Basic Views on Corporate Governance
Our Group aims at achieving sustainable growth and maximizing the enterprise value for medium- and long-term under the management philosophy with obtaining credibility from all stakeholders surrounding us including shareholders.
We strive to strengthen corporate governance with the basic policy of following five items.
- The Company respects the rights of shareholders and ensures equality, as well as strives to improve the environment for executing rights appropriately and protect rights.
- The Company strives to sincerely cooperate with good sense with stakeholders excluding our shareholders.
- The Company strives to ensure the transparency by appropriately making disclosure according to laws and regulations and voluntarily providing information excluding the disclosure.
- Board of Directors strives to execute its roles and duties appropriately for transparent/fair and flexible decision-making.
- The Company strives to positively communicate with shareholders after sharing the direction of its stable growth for long-term.
Skills Matrix
In light of our management environment and business characteristics, and in order to achieve sustainable growth in the future, we have identified the skills (knowledge, experience, and ability) that our Board of Directors should possess in order to properly perform its decision-making and management oversight functions. We will continue to review the content of the experience and skills required for our Board of Directors through dialogue with stakeholders.
Our Board of Directors is composed of members who ensure diversity in knowledge, experience, and skills. In order for the Board of Directors to make prompt and appropriate decisions and to realize a highly effective supervisory function, each Director and each Corporate Auditor will appropriately fulfill their roles and responsibilities.
This table shows the four primary skills of each personnel excluding “Management.”
This table does not show all knowledge or experience of each director and auditor.
Ensuring Effectiveness of the Board of Directors and Board of Corporate Auditors
Under rapidly changing business environment and advancement of globalization, the Company appoints candidates of Directors with a focus on balance among knowledge, experience and expertise, diversity and global viewpoints. There are 7 Directors in the Board including External Directors at the moment. The Company will keep the Board in appropriate number to enable them to make quick-decision with each of them providing their expertise and exchanging ideas.
External Directors and External Corporate Auditors who also serves for other companies are annually disclosed at “the Notice of Convocation for the General Meeting of Shareholders,” “Securities Report” and “Corporate Governance Report.”

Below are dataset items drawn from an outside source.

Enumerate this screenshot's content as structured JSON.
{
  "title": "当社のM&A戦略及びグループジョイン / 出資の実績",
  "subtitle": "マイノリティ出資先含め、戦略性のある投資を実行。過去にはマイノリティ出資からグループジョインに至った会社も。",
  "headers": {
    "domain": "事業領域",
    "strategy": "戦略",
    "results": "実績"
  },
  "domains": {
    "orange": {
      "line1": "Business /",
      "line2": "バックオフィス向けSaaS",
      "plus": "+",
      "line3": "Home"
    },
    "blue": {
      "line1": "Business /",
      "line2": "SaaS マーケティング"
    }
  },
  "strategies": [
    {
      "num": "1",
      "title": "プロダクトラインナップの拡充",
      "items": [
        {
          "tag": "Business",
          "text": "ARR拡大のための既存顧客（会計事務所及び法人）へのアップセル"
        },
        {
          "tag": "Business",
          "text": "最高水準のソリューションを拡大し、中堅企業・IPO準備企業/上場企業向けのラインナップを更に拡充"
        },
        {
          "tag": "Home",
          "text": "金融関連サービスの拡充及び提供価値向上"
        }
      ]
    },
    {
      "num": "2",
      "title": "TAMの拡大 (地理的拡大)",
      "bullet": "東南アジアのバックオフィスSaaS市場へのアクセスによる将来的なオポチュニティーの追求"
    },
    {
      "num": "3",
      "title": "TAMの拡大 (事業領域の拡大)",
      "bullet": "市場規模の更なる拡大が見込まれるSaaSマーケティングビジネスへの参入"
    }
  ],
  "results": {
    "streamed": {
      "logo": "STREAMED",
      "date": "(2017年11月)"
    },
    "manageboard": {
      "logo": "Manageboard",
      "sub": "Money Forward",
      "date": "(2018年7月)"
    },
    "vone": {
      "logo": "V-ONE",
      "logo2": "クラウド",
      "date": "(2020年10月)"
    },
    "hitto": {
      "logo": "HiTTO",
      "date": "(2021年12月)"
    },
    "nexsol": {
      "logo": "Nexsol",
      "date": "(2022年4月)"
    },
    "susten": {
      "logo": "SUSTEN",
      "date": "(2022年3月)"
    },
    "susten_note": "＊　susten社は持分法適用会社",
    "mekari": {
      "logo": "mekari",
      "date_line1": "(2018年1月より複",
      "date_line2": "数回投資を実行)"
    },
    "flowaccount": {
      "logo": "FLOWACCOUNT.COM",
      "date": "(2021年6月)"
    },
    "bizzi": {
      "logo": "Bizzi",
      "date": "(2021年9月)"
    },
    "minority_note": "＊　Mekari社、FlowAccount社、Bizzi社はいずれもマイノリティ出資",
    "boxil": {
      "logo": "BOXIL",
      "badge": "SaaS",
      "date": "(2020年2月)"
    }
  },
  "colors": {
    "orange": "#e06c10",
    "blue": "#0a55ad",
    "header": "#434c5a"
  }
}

In addition, in order to further improve the functions of the Board of Directors, an internal questionnaire was conducted to analyze and evaluate the effectiveness of the Board of Directors as a whole, the results of which were analyzed and evaluated, and improvements are being made. The questionnaire conducted in January 2024 identified areas for improvement in terms of agenda setting, and improvements are being made on an ongoing basis.
*All external directors are independent directors.
*All external corporate auditors are independent auditors.
The Board Members’ Compensation System
Our board members’ compensation system is aimed at improving motivation for improving performance and securing and retaining excellent human resources, for the sustainable growth and enhancement of competitiveness of YUSHIN. YUSHIN has decided a new policy for the board members’ compensation at the board meeting held on March 7th, 2022. Nomination and Remuneration Committee accepted the consultations and approved the decision.
The outline
• Setting compensation standard in reference to industry standards.
• Strengthening efforts to improve mid-term performance and to drive up the stock price
• Improving objectivity and fairness in compensation deciding process.
The board members’ compensation consists of monthly compensation (basic compensation), short-term performance bonuses, and mid-term performance bonuses and stock-price-linked bonuses.
Monthly compensation (basic compensation) is determined by the Representative Director and President, who is delegated by the Board of Directors, based on the evaluation of Directors determined through deliberation by the Nomination and Remuneration Committee within the monthly remuneration range (upper and lower limits) for each position. Short-term performance bonuses are determined by multiplying the base salary of the position by a performance coefficient based on the achievement of the consolidated Ordinary profit, and by reflecting the overall contribution of the Directors based on target management and qualitative assessment. The mid-term performance bonuses and stock-price-linked bonuses are decided by reflecting two coefficients - mid-term performance coefficient based on the growing rate of earning per share (EPS), and stock-price-linked coefficient based on the growing rate of the stock price.
The makeup of the compensation is determined by position with reference to the external standards of the companies in the same industry and of the same size as the Company (the total of short-term performance bonus and medium-term performance/stock-price-linked bonus is approximately 30%).
The compensation for External Directors and Auditors consists of fixed compensation (basic compensation). It is our policy not to pay performance-linked compensations in order to maintain independence in the conduct of business.